FRANK H. HISCOCK LEGAL AID SOCIETY, SYRACUSE (DARIENN M. POWERS OF COUNSEL), FOR DEFENDANT–APPELLANT.
WILLIAM J. FITZPATRICK, DISTRICT ATTORNEY, SYRACUSE (KENNETH H. TYLER, JR., OF COUNSEL), FOR RESPONDENT.
PRESENT: SMITH, J.P., LINDLEY, DEJOSEPH, NEMOYER, AND CURRAN, JJ.
MEMORANDUM AND ORDERIt is hereby ORDERED that the judgment so appealed from is unanimously affirmed.
Memorandum: Defendant appeals from a judgment convicting him, upon his plea of guilty, of criminal possession of a weapon in the second degree ( Penal Law § 265.03[3] ). We now affirm.

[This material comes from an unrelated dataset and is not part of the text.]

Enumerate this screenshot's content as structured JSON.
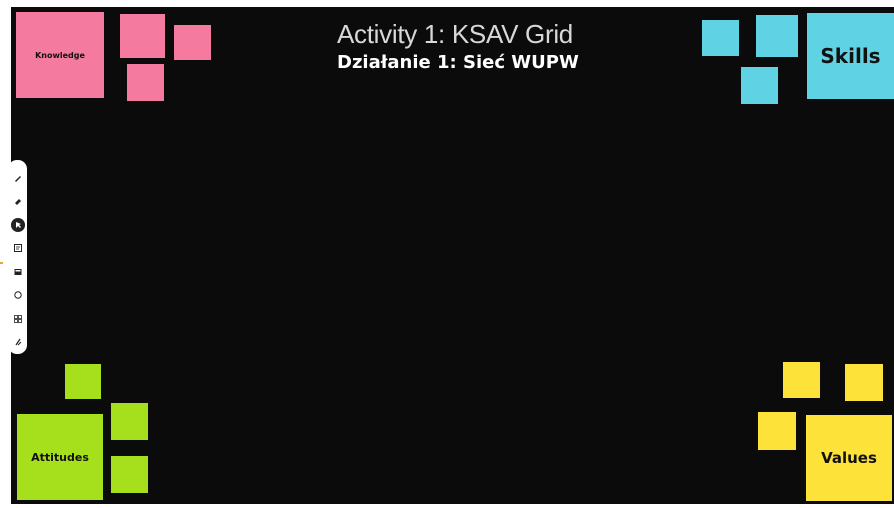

Supreme Court properly refused to suppress a loaded gun recovered from defendant's person after the vehicle in which he was riding pulled over. Within approximately one minute and three blocks of a corroborated 911 report of shots fired, a police officer observed a vehicle that appeared to match the description provided by the 911 caller of a vehicle "possibly involved" in the shooting. Although defendant correctly argues that the officer effectuated a level three seizure at the moment he ordered defendant and the other occupants to remain in the vehicle (see People v. Harrison, 57 N.Y.2d 470, 476, 457 N.Y.S.2d 199, 443 N.E.2d 447 [1982] ), we nevertheless agree with the People that, given the circumstances described above, the officer possessed the requisite reasonable suspicion of criminality to effect that seizure (see People v. Martinez, 147 A.D.3d 642, 642, 49 N.Y.S.3d 33 [1st Dept. 2017], lv denied 29 N.Y.3d 1034, 62 N.Y.S.3d 303, 84 N.E.3d 975 [2017] ; People v. Williams, 126 A.D.3d 1304, 1304–1305, 6 N.Y.S.3d 204 [4th Dept. 2015], lv denied 25 N.Y.3d 1209, 16 N.Y.S.3d 532, 37 N.E.3d 1175 [2015] ; People v. Sanchez, 216 A.D.2d 207, 208, 629 N.Y.S.2d 215 [1st Dept. 1995], lv denied 87 N.Y.2d 850, 638 N.Y.S.2d 609, 661 N.E.2d 1391 [1995] ). Defendant's ensuing refusal to follow that officer's directive to show his hands and related evasive conduct justified the subsequent pat frisk in which the gun was discovered (see People v. Mack, 49 A.D.3d 1291, 1292, 853 N.Y.S.2d 764 [4th Dept. 2008], lv denied 10 N.Y.3d 866, 860 N.Y.S.2d 492, 890 N.E.2d 255 [2008] ).
The sentence is not unduly harsh or severe.